La méthode des moindres carrés, indépendamment élaborée par Legendre en 1805 et Gauss en 1809, permet de comparer des données expérimentales, généralement entachées d’erreurs de mesure, à un modèle mathématique censé décrire ces données.

Ce modèle peut prendre diverses formes. Il peut s’agir de lois de conservation que les quantités mesurées doivent respecter. La méthode des moindres carrés permet alors de minimiser l’impact des erreurs expérimentales en « ajoutant de l’information » dans le processus de mesure.

Sommaire

Présentation de la méthode

Dans le cas le plus courant, le modèle théorique est une famille de fonctions f(x;θ) d’une ou plusieurs variables muettes x, indexées par un ou plusieurs paramètres θ inconnus. La méthode des moindres carrés permet de sélectionner parmi ces fonctions, celle qui reproduit le mieux les données expérimentales. On parle dans ce cas d’ajustement par la méthode des moindres carrés. Si les paramètres θ ont un sens physique, la procédure d’ajustement donne également une estimation indirecte de la valeur de ces paramètres.

La méthode consiste en une prescription (initialement empirique), qui est que la fonction f(x;θ) qui décrit « le mieux » les données est celle qui minimise la somme quadratique des déviations des mesures aux prédictions de f(x;θ). Si, par exemple, nous disposons de N mesures (y_i)_{ i = 1,\ldots,N}, les paramètres θ « optimaux » au sens de la méthode des moindres carrés sont ceux qui minimisent la quantité :

 S(\theta) = \sum_{i=1}^N \left(y_i - f(x_i;\theta)\right)^2 = \sum_{i=1}^N r^2_i(\theta)

où les ri(θ) sont les résidus du modèle, i.e. ri(θ) est l'écart entre la mesure yi et la prédiction f(xi;θ) donnée par le modèle. S(θ) peut être considéré comme une mesure de la distance entre les données expérimentales et le modèle théorique qui prédit ces données. La prescription des moindres carrés commande que cette distance soit minimale.

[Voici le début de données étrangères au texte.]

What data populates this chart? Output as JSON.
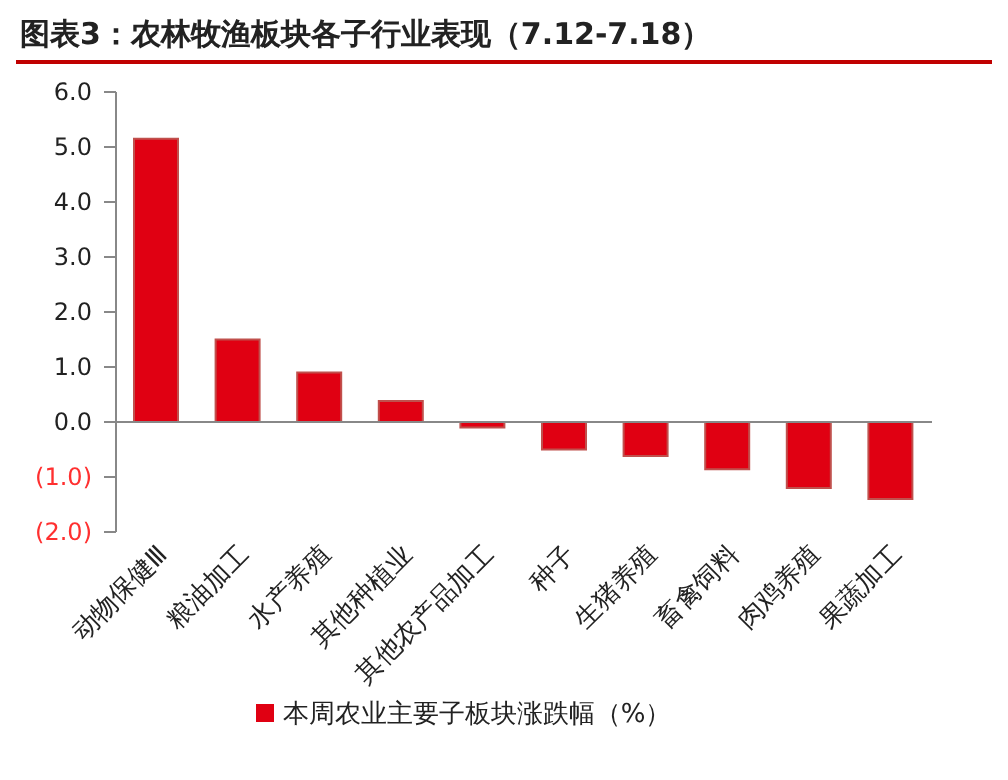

Si, comme c'est généralement le cas, on dispose d'une estimation de l'écart-type σi du bruit qui affecte chaque mesure yi, on l'utilise pour « peser » la contribution de la mesure au χ². Une mesure aura d'autant plus de poids que son incertitude sera faible :

 \chi^2(\theta) = \sum_{i=1}^N \left(\frac{y_i - f(x_i;\theta)}{\sigma_i}\right)^2 = \sum_{i=1}^N w_i \left(y_i - f(x_i;\theta)\right)^2

La quantité wi, inverse de la variance du bruit affectant la mesure yi, est appelée poids de la mesure yi. La quantité ci-dessus est appelée khi carré ou khi-deux. Son nom vient de la loi statistique qu'elle décrit, si les erreurs de mesure qui entachent les yi sont distribuées suivant une loi normale (ce qui est très courant). Dans ce dernier cas, la méthode des moindres carrés permet de plus d’estimer quantitativement l’adéquation du modèle aux mesures, pour peu que l'on dispose d'une estimation fiable des erreurs σi. Si le modèle d’erreur est non gaussien, il faut généralement recourir à la méthode du maximum de vraisemblance, dont la méthode des moindres carrés est un cas particulier.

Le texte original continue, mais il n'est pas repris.